The First Conference on Transitioning Away from Fossil Fuels, co-hosted by Colombia and the Netherlands in Santa Marta from April 24 to 29, drew representatives from 57 countries to discuss how governments can move away from coal, oil and gas in a structured, equitable way. The summit concluded with agreement to hold a follow-up conference in Tuvalu in 2027, co-hosted with Ireland, and the establishment of three workstreams covering national roadmaps, fossil fuel subsidy reform, and clean trade.
Yet health remained a conspicuous absence. Climate Home News noted after the closing plenary that health harms caused by fossil fuels through air pollution, extreme heat and other impacts were an area the conference was criticised for overlooking.
The Global Climate and Health Alliance (GCHA), a consortium of over 250 health organisations, had pushed ahead of the high-level segment for governments to place human health at the centre of their transition plans. Its Executive Director, Dr Jeni Miller, said the leaders gathered in Santa Marta were not debating abstract policy, but deciding the health of millions of people. She pointed to temperatures of 45 to 46 degrees Celsius currently recorded across South and Southeast Asia, describing the conditions as pushing the limits of human survivability.

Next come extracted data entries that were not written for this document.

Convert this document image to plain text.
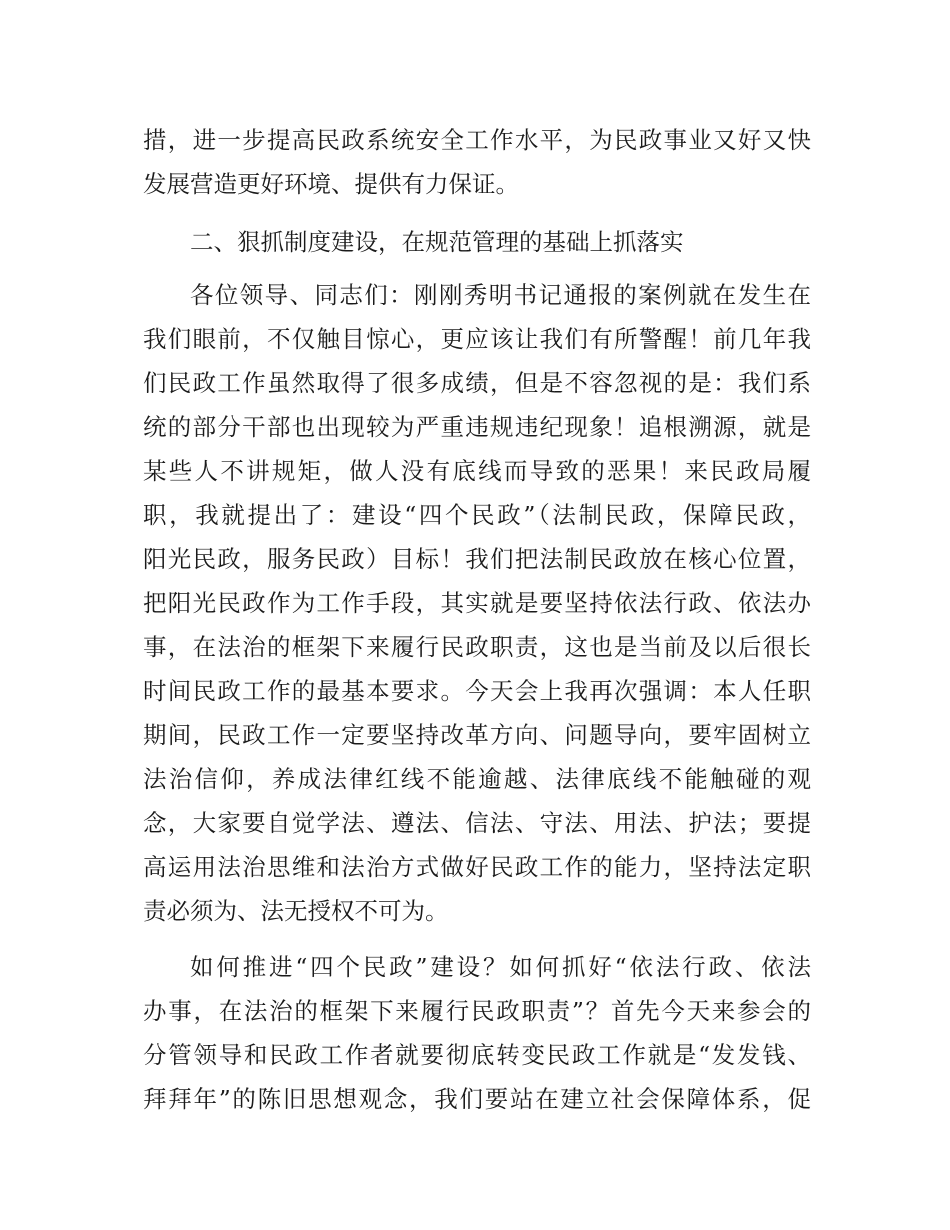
措，进一步提高民政系统安全工作水平，为民政事业又好又快
发展营造更好环境、提供有力保证。
二、狠抓制度建设，在规范管理的基础上抓落实
各位领导、同志们：刚刚秀明书记通报的案例就在发生在
我们眼前，不仅触目惊心，更应该让我们有所警醒！前几年我
们民政工作虽然取得了很多成绩，但是不容忽视的是：我们系
统的部分干部也出现较为严重违规违纪现象！追根溯源，就是
某些人不讲规矩，做人没有底线而导致的恶果！来民政局履
职，我就提出了：建设“四个民政”（法制民政，保障民政，
阳光民政，服务民政）目标！我们把法制民政放在核心位置，
把阳光民政作为工作手段，其实就是要坚持依法行政、依法办
事，在法治的框架下来履行民政职责，这也是当前及以后很长
时间民政工作的最基本要求。今天会上我再次强调：本人任职
期间，民政工作一定要坚持改革方向、问题导向，要牢固树立
法治信仰，养成法律红线不能逾越、法律底线不能触碰的观
念，大家要自觉学法、遵法、信法、守法、用法、护法；要提
高运用法治思维和法治方式做好民政工作的能力，坚持法定职
责必须为、法无授权不可为。
如何推进“四个民政”建设？如何抓好“依法行政、依法
办事，在法治的框架下来履行民政职责”？首先今天来参会的
分管领导和民政工作者就要彻底转变民政工作就是“发发钱、
拜拜年”的陈旧思想观念，我们要站在建立社会保障体系，促
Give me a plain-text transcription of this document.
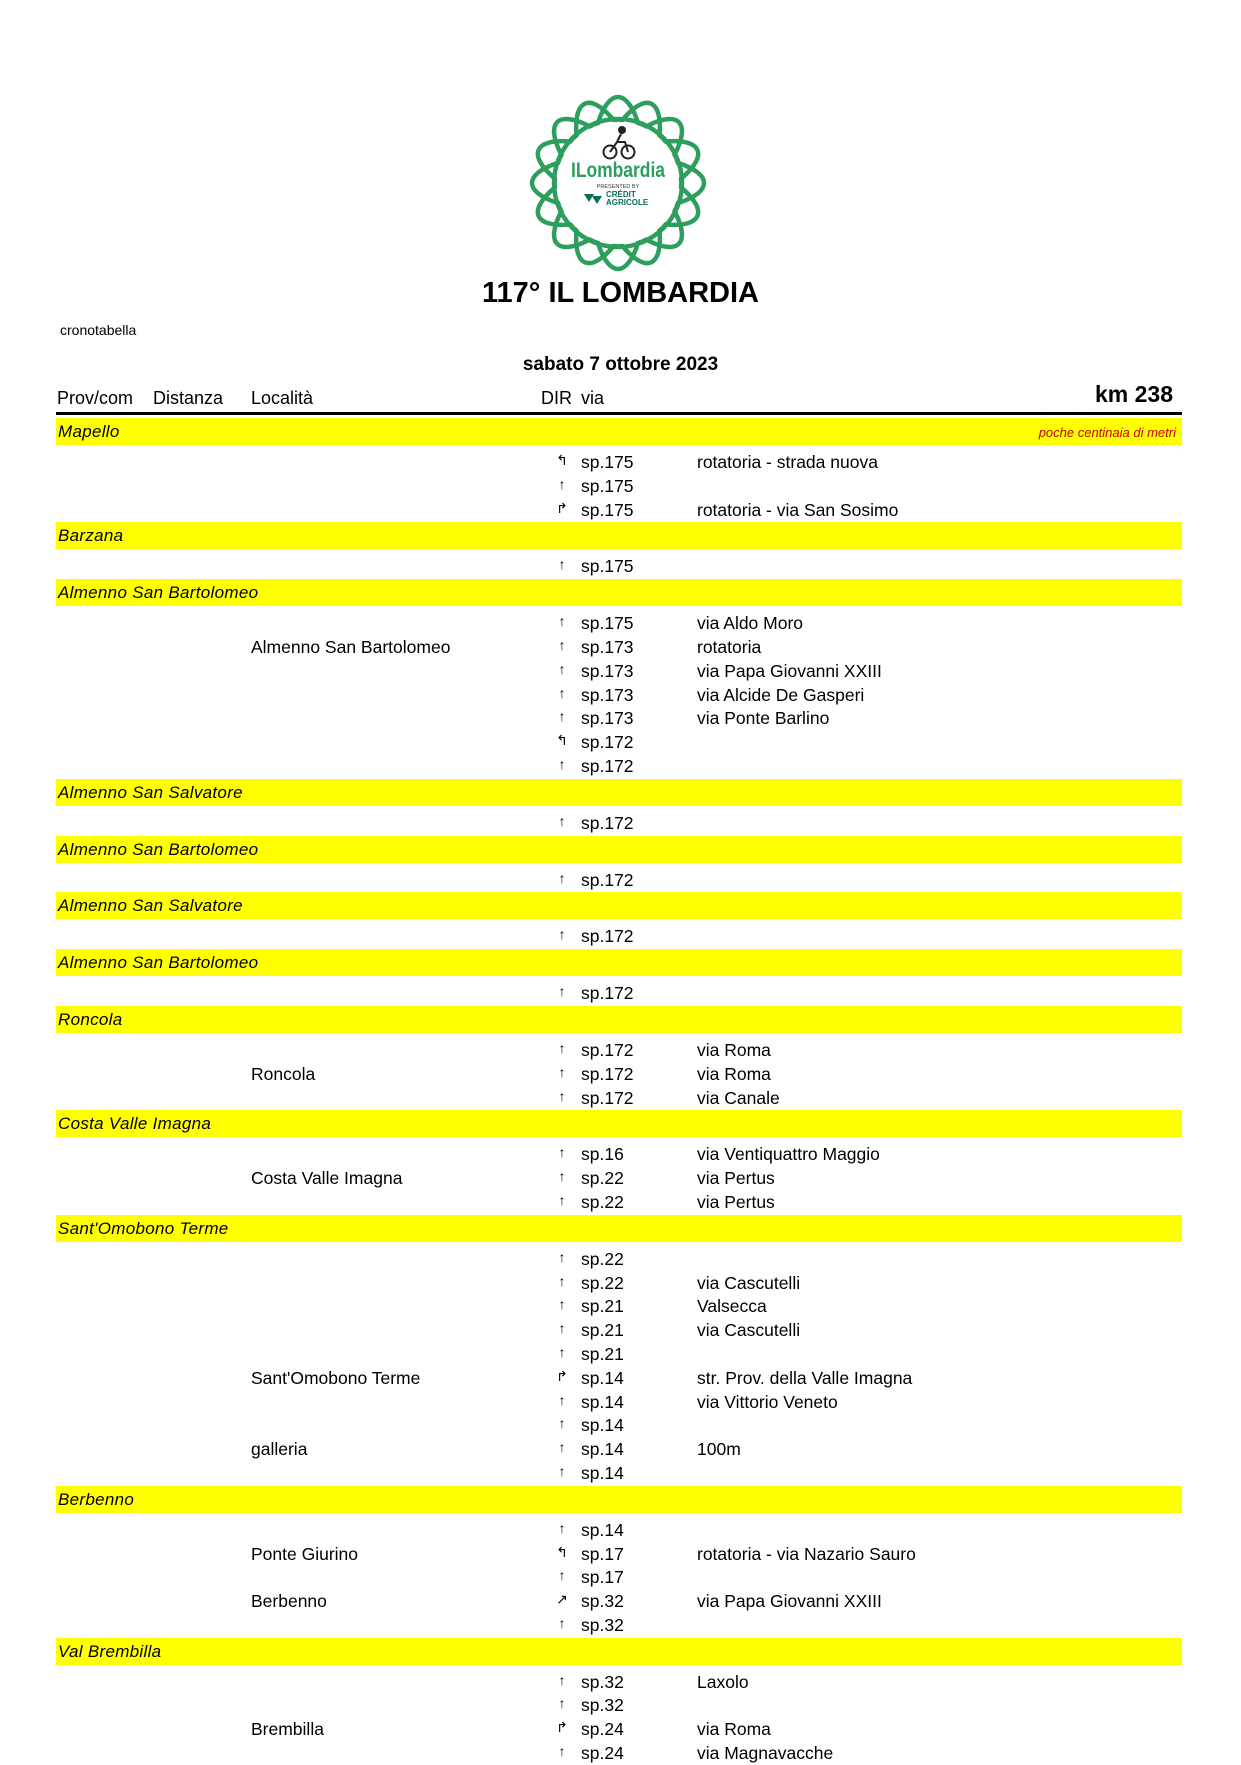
ILombardia
PRESENTED BY
CRÉDIT
AGRICOLE
117° IL LOMBARDIA
cronotabella
sabato 7 ottobre 2023
Prov/com Distanza Località	DIR via	km 238
Mapello	poche centinaia di metri
↰ sp.175	rotatoria - strada nuova
↑ sp.175
↱ sp.175	rotatoria - via San Sosimo
Barzana
↑ sp.175
Almenno San Bartolomeo
↑ sp.175	via Aldo Moro
Almenno San Bartolomeo	↑ sp.173	rotatoria
↑ sp.173	via Papa Giovanni XXIII
↑ sp.173	via Alcide De Gasperi
↑ sp.173	via Ponte Barlino
↰ sp.172
↑ sp.172
Almenno San Salvatore
↑ sp.172
Almenno San Bartolomeo
↑ sp.172
Almenno San Salvatore
↑ sp.172
Almenno San Bartolomeo
↑ sp.172
Roncola
↑ sp.172	via Roma
Roncola	↑ sp.172	via Roma
↑ sp.172	via Canale
Costa Valle Imagna
↑ sp.16	via Ventiquattro Maggio
Costa Valle Imagna	↑ sp.22	via Pertus
↑ sp.22	via Pertus
Sant'Omobono Terme
↑ sp.22
↑ sp.22	via Cascutelli
↑ sp.21	Valsecca
↑ sp.21	via Cascutelli
↑ sp.21
Sant'Omobono Terme	↱ sp.14	str. Prov. della Valle Imagna
↑ sp.14	via Vittorio Veneto
↑ sp.14
galleria	↑ sp.14	100m
↑ sp.14
Berbenno
↑ sp.14
Ponte Giurino	↰ sp.17	rotatoria - via Nazario Sauro
↑ sp.17
Berbenno	↗ sp.32	via Papa Giovanni XXIII
↑ sp.32
Val Brembilla
↑ sp.32	Laxolo
↑ sp.32
Brembilla	↱ sp.24	via Roma
↑ sp.24	via Magnavacche
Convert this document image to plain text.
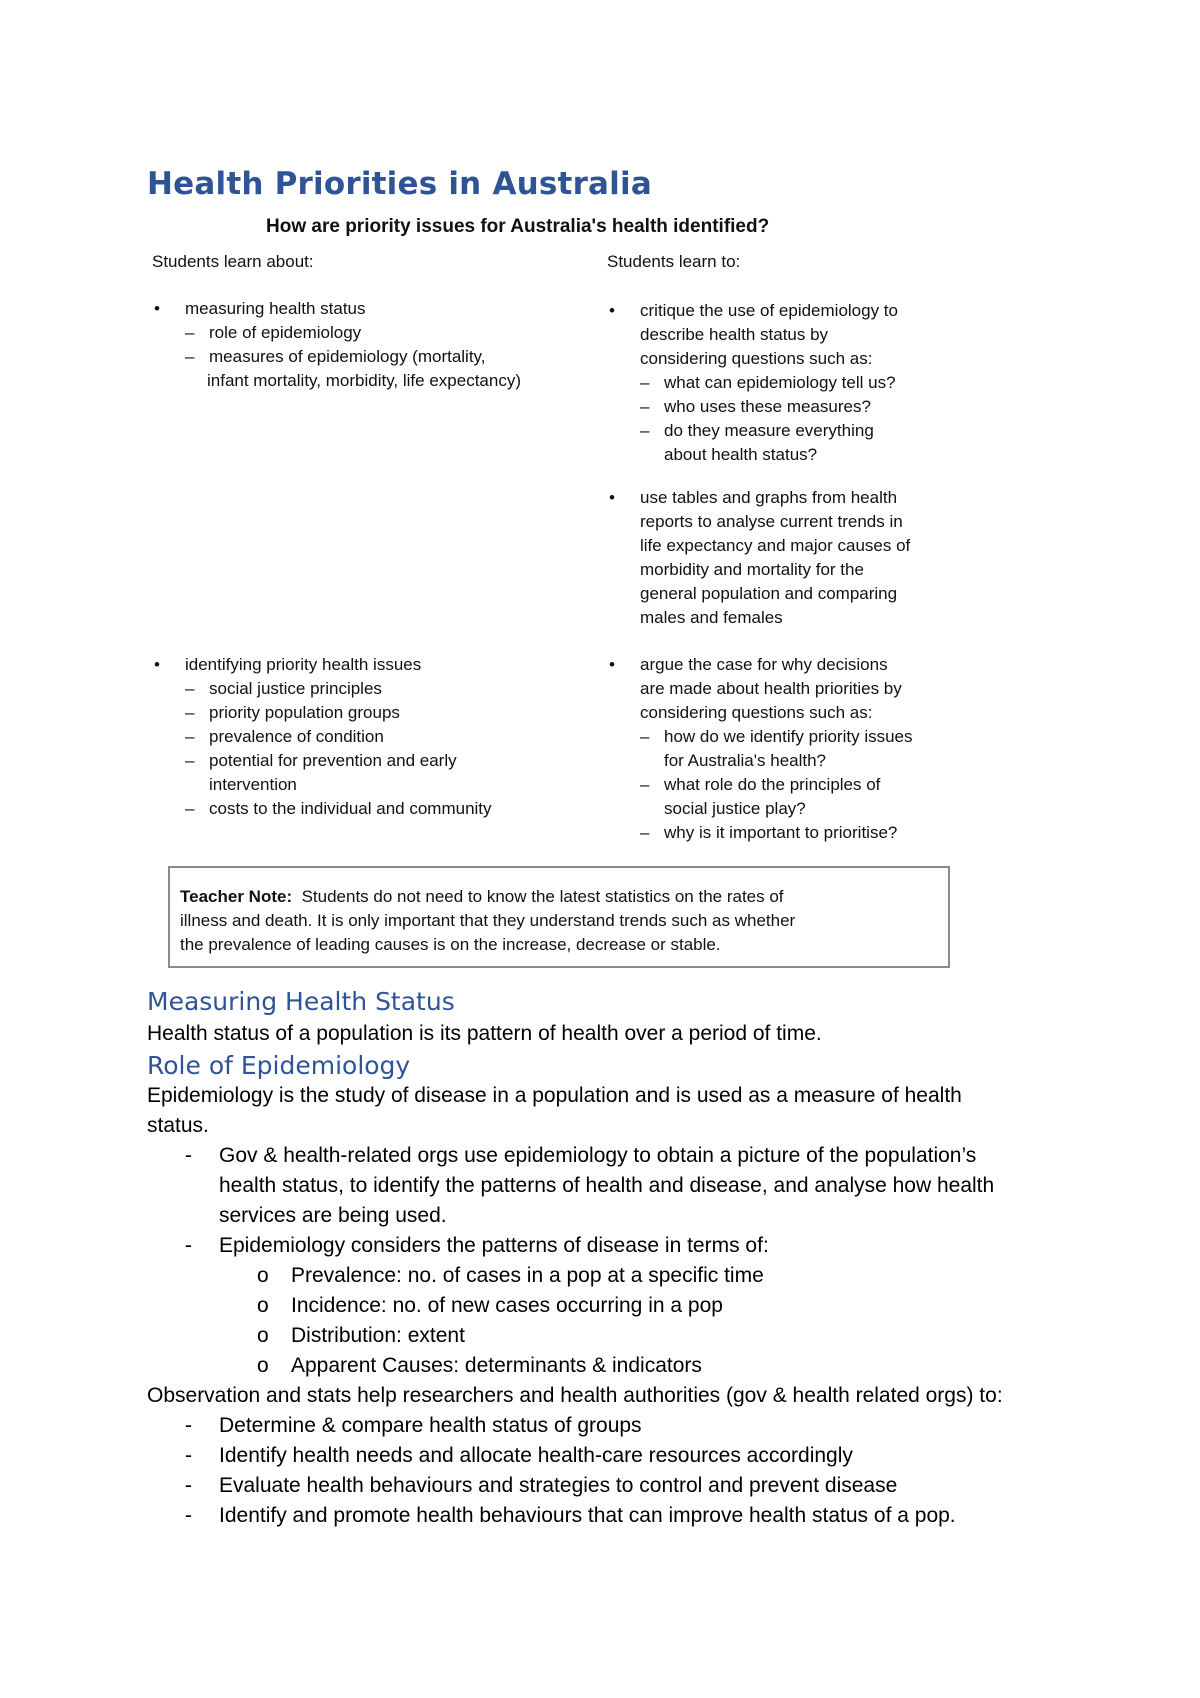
Health Priorities in Australia
How are priority issues for Australia's health identified?
Students learn about:	Students learn to:
• measuring health status
– role of epidemiology
– measures of epidemiology (mortality,
infant mortality, morbidity, life expectancy)
• identifying priority health issues
– social justice principles
– priority population groups
– prevalence of condition
– potential for prevention and early
intervention
– costs to the individual and community
• critique the use of epidemiology to
describe health status by
considering questions such as:
– what can epidemiology tell us?
– who uses these measures?
– do they measure everything
about health status?
• use tables and graphs from health
reports to analyse current trends in
life expectancy and major causes of
morbidity and mortality for the
general population and comparing
males and females
• argue the case for why decisions
are made about health priorities by
considering questions such as:
– how do we identify priority issues
for Australia's health?
– what role do the principles of
social justice play?
– why is it important to prioritise?
Teacher Note: Students do not need to know the latest statistics on the rates of
illness and death. It is only important that they understand trends such as whether
the prevalence of leading causes is on the increase, decrease or stable.
Measuring Health Status
Health status of a population is its pattern of health over a period of time.
Role of Epidemiology
Epidemiology is the study of disease in a population and is used as a measure of health
status.
- Gov & health-related orgs use epidemiology to obtain a picture of the population’s
health status, to identify the patterns of health and disease, and analyse how health
services are being used.
- Epidemiology considers the patterns of disease in terms of:
o Prevalence: no. of cases in a pop at a specific time
o Incidence: no. of new cases occurring in a pop
o Distribution: extent
o Apparent Causes: determinants & indicators
Observation and stats help researchers and health authorities (gov & health related orgs) to:
- Determine & compare health status of groups
- Identify health needs and allocate health-care resources accordingly
- Evaluate health behaviours and strategies to control and prevent disease
- Identify and promote health behaviours that can improve health status of a pop.
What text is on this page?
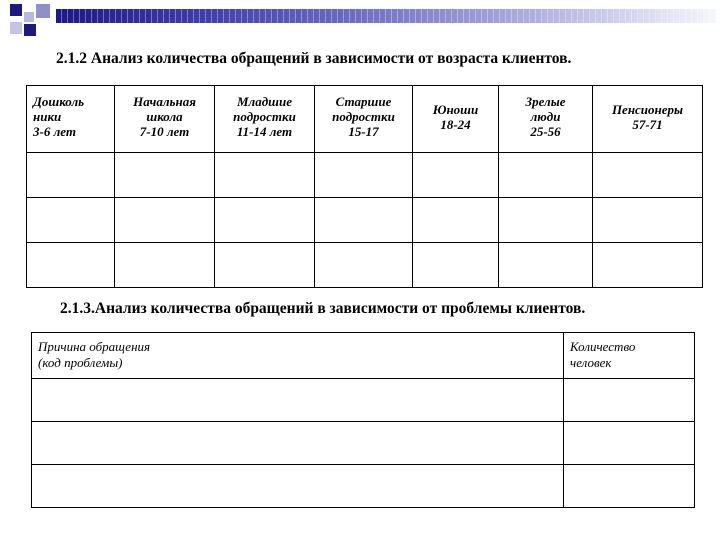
2.1.2 Анализ количества обращений в зависимости от возраста клиентов.
Дошколь
ники
3-6 лет	Начальная
школа
7-10 лет	Младшие
подростки
11-14 лет	Старшие
подростки
15-17	Юноши
18-24	Зрелые
люди
25-56	Пенсионеры
57-71

2.1.3.Анализ количества обращений в зависимости от проблемы клиентов.
Причина обращения
(код проблемы)	Количество
человек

Dr Courtney Howard, an emergency physician and board chair of the GCHA, argued that fossil fuel subsidies effectively channel public money into outcomes that damage both people and health systems, while concealing the true economic cost of inaction. She said including health costs in energy and budget decisions would alter how governments weigh the cost of transition, and that a managed exit from fossil fuels would ultimately reduce healthcare spending and strengthen economies.
The GCHA’s case was reinforced by what took place outside the conference halls. A People’s Summit running alongside the formal proceedings brought together workers, communities and advocates from across civil society, with participants from a children’s stakeholder group calling on governments to protect the right of every child to breathe safely.
The Santa Marta conference was born out of frustration with the slow pace of United Nations climate negotiations, and was designed to complement rather than replace the annual Conference of the Parties (COP) process. Brazil’s COP30 presidency promised to carry forward an informal fossil fuel roadmap drawing on the Santa Marta discussions ahead of COP31, scheduled for Turkey in November 2026.
Whether health will feature more prominently in that roadmap remains an open question.